É claro que uma miríade de fenômenos
psicológicos entra em jogo nessa intuição inventiva. Mas a visão que
reconhece dentre as várias ideias qual a correta é algo que se explica pelo
amor conatural à verdade; ou, como diria Tomás de Aquino, as “sementes da
verdade”. Roger Penrose dizia em seu The Emperor’s New Mind (a ser
estudado aqui futuramente) que a intelecção não é redutível a sistemas
inteligentes porque a inteligência não é algorítmica nem se conforma a regras
conscientes (muito menos inconscientes).
E há mais. A invenção não é o único aspecto
no qual a intuição intelectual se aplica. Mesmo quando são detectados os
axiomas de uma teoria qualquer, seu desenvolvimento demonstrativo também exige
a participação da intuição intelectual. Demonstrar uma teoria qualquer não é um
processo retilíneo e puramente lógico porque há valores suprarracionais
envolvidos na descoberta científica como a capacidade preditiva, a
consistência, a ampla aplicabilidade, a simplicidade e a fecundidade para
produzir novos resultados. Nada disso é “racional”. Observe que é fantasioso
supor que a ciência, seja a física-matemática ou qualquer outra, parta de axiomas
bem estabelecidos e daí deduza uma teoria. Pelo contrário, o que ocorre é que
um sistema axiomático é produto de reflexões que reforçam o edifício científico
existente. Não se trata de “conspiração” ou qualquer coisa do gênero, mas sim
de um conjunto de observações empíricas que esperam o surgimento de um gênio
que proponha hipóteses que organizem essas observações em uma teoria.

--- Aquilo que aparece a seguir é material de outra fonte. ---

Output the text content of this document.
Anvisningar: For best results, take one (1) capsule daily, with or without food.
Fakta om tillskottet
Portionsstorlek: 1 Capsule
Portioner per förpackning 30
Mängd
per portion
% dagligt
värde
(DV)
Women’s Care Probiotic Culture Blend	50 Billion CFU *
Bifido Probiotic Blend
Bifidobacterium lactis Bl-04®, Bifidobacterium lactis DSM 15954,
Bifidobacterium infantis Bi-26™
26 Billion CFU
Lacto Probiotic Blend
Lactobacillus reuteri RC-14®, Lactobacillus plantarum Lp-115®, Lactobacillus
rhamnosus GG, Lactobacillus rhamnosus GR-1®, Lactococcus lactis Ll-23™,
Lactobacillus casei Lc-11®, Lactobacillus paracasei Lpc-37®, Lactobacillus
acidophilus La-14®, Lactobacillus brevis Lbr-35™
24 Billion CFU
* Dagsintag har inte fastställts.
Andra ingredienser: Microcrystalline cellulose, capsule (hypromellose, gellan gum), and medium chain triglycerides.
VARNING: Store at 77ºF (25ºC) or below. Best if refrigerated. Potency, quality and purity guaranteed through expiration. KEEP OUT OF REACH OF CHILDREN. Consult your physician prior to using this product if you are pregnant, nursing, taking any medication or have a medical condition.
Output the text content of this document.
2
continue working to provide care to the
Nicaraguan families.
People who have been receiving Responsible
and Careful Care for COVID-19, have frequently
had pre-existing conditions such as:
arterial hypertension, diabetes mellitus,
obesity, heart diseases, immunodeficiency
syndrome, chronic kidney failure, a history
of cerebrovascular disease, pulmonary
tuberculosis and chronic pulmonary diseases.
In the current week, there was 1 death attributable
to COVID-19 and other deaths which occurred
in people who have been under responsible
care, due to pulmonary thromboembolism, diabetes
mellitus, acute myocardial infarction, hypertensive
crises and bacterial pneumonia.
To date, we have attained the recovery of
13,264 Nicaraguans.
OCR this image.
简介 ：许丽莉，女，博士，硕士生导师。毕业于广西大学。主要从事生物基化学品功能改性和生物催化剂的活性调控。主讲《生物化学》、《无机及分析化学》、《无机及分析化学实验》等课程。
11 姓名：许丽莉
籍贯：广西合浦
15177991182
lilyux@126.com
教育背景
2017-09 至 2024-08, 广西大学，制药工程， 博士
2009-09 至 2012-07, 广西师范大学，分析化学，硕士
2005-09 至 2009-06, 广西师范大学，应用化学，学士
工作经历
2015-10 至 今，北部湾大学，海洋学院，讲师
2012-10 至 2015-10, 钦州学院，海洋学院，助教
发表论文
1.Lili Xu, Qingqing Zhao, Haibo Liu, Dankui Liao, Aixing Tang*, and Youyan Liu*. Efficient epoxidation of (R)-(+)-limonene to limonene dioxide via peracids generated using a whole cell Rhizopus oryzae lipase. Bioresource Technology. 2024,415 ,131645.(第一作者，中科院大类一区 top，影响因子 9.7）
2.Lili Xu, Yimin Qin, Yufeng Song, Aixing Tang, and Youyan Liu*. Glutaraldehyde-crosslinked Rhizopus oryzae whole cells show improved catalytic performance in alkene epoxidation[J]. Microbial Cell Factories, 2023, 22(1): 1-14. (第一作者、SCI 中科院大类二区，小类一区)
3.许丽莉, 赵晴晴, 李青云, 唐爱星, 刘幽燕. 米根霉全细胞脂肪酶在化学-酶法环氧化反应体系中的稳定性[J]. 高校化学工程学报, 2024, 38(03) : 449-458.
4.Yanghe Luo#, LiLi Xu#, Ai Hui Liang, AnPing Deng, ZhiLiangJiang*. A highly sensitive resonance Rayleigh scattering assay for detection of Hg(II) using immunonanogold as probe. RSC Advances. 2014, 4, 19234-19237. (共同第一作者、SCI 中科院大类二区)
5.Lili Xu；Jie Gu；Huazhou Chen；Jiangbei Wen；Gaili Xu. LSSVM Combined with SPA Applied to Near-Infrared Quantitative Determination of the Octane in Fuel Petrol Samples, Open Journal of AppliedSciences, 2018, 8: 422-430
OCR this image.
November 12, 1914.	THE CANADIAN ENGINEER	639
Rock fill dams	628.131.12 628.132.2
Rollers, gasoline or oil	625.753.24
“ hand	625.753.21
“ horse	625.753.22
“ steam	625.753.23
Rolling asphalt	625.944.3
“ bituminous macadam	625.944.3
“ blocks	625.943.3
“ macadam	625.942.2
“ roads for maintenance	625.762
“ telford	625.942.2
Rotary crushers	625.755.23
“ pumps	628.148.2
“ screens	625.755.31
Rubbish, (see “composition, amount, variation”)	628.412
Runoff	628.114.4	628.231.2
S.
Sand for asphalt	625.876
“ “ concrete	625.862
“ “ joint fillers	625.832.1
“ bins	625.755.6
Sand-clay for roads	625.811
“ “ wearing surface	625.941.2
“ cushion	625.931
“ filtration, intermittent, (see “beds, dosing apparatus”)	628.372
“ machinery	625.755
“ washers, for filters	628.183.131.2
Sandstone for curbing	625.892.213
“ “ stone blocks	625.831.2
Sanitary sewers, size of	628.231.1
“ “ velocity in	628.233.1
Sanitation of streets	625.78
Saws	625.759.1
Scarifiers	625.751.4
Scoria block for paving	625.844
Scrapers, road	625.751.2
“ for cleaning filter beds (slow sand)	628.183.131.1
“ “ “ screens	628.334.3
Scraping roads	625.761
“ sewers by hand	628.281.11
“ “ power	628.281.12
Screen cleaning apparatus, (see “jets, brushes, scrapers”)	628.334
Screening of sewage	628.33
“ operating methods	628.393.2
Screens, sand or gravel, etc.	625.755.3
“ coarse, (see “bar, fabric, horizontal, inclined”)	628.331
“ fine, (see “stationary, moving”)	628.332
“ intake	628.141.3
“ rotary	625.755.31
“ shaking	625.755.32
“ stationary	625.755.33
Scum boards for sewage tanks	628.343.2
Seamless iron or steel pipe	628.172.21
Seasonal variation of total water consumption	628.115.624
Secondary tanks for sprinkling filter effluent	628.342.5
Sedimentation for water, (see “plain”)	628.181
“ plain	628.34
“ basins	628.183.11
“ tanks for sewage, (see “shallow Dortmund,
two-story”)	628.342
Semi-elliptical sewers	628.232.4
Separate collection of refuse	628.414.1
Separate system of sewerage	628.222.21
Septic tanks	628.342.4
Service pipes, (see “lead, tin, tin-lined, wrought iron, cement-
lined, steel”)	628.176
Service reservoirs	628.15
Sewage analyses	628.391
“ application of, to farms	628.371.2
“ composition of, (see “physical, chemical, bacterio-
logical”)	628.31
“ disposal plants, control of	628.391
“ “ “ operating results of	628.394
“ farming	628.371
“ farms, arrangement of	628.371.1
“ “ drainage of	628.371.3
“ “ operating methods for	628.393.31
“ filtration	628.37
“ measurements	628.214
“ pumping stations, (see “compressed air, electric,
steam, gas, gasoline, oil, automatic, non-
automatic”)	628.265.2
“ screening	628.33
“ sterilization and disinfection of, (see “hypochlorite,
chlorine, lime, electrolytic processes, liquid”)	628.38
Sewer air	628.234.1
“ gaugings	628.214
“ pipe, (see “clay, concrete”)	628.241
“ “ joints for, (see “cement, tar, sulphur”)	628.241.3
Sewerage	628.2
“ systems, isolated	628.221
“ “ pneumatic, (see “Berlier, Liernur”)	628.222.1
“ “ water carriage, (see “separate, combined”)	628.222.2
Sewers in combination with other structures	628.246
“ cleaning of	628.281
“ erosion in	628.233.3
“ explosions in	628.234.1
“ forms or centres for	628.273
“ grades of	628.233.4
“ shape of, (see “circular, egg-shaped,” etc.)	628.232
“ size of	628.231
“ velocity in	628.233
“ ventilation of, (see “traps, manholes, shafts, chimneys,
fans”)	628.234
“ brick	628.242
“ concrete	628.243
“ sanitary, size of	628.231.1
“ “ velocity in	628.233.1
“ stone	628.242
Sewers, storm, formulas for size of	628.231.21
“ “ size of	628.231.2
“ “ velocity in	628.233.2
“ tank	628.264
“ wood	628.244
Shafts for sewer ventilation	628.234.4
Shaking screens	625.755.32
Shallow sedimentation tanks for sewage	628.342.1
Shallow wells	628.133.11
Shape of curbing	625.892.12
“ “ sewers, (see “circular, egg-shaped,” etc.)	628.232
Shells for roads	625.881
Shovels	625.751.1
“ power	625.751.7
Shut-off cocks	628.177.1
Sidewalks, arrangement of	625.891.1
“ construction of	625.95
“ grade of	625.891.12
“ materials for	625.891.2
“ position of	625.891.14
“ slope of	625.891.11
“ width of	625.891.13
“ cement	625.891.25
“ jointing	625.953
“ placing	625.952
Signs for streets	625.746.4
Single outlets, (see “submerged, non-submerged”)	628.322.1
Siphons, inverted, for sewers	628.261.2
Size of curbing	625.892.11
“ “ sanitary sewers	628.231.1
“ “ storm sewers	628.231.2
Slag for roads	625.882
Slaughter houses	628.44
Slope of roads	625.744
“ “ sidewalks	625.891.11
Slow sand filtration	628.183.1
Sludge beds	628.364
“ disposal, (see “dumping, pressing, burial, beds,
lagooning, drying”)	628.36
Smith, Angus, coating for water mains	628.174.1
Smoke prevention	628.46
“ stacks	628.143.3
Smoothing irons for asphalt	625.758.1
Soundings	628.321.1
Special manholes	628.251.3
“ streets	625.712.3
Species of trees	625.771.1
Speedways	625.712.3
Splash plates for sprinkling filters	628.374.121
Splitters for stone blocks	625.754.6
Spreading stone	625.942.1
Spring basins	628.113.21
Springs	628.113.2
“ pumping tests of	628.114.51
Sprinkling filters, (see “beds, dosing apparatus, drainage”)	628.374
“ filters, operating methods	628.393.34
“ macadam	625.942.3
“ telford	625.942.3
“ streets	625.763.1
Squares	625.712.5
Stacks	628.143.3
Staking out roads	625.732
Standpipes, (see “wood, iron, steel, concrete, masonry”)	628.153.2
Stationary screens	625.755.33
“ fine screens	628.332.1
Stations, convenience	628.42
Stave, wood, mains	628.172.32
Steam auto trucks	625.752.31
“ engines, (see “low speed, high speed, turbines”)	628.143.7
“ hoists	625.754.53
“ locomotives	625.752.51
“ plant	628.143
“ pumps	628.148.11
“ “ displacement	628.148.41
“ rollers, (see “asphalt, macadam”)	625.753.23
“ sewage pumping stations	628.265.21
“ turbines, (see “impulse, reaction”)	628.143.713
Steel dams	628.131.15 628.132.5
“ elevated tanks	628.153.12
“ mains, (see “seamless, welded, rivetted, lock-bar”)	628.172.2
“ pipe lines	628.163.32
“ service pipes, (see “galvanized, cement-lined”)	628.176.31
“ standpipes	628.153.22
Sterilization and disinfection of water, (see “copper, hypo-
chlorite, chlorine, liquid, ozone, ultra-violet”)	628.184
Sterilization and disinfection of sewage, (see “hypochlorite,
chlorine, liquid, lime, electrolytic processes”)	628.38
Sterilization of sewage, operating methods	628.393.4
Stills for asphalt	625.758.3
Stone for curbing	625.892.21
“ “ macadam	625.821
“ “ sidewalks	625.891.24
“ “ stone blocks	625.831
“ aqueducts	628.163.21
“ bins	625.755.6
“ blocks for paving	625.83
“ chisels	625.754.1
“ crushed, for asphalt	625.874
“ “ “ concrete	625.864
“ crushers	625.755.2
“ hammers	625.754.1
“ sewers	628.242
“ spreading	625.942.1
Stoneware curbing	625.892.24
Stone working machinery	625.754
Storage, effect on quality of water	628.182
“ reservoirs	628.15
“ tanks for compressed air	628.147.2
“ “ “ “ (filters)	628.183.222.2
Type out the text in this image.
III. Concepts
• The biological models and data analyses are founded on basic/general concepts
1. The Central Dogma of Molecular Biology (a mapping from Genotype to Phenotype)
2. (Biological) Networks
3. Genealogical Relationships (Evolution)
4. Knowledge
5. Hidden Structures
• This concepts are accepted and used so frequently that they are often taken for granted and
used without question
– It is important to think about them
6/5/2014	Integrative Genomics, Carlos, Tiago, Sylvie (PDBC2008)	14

Cumpre-se portanto o velho adágio
aristotélico: “Toda doutrina e toda disciplina procedem de um conhecimento prévio”.
Esse conhecimento intelectual “bruto”, digamos, é infalível porque inicialmente
é feito de todos, ou seja, de compostos. Perceber “homem” é
infalível porque se percebe num ato único. Posteriormente, claro, se decomporá
esta percepção em elementos simples, e esta passagem do uno ao múltiplo
é onde residirão os erros.
A depuração dos erros é possível
voltando-se à síntese, ou seja, a uma nova síntese. Eis o processo científico:
ele jamais descreverá com precisão a essência dos entes, mas é capaz sim de nos
aproximar das causas verdadeiras mediante a transpassagem das fórmulas
matemáticas em direção às realidades físicas que essas fórmulas apontam. Eis o
papel da física-matemática: uma ponte para a realidade. Não é a realidade, mas
uma ponte para ela.
Causalidade como princípio
suprarracional
Muitos filósofos, entre os quais se
encontra Kant e a maioria dos materialistas/fisicalistas, sustentam que o princípio
da causalidade é irracional porque não é dedutivamente explicável pelos métodos
científicos. Isso ocorre, segundo Casanova, porque a causalidade é modernamente
confundida com determinismo eficiente. Causa é causa eficiente. Como não se
detectam causas eficientes pelo método científico então a causa eficiente não
existe e, portanto, a causa não existe.
O problema reside na dificuldade moderna em
entender que a causa eficiente subordina-se à causa final. É a finalidade que
traz inteligibilidade ao mundo (e à ciência, por óbvio), e é ela também que
explica adequadamente a mecânica quântica. O fato de haver acaso não
significa que haja irracionalidade, pois, a ausência de causa é apenas ausência
(ainda) de finalidade. Uma vez que entendemos que a base das ciências são os poderes
(aka potências) que constituem a materialidade, postular o acaso não implica
que estejamos nos afastando da racionalidade. O acaso não exclui a existência
de uma materialidade junto à formalidade das tendências, nem a causalidade per
accidens nem o livre arbítrio humano.
Fonte: Carlos Casanova, Física e realidade, Vide Editorial, Campinas, SP, Brasil, 2013.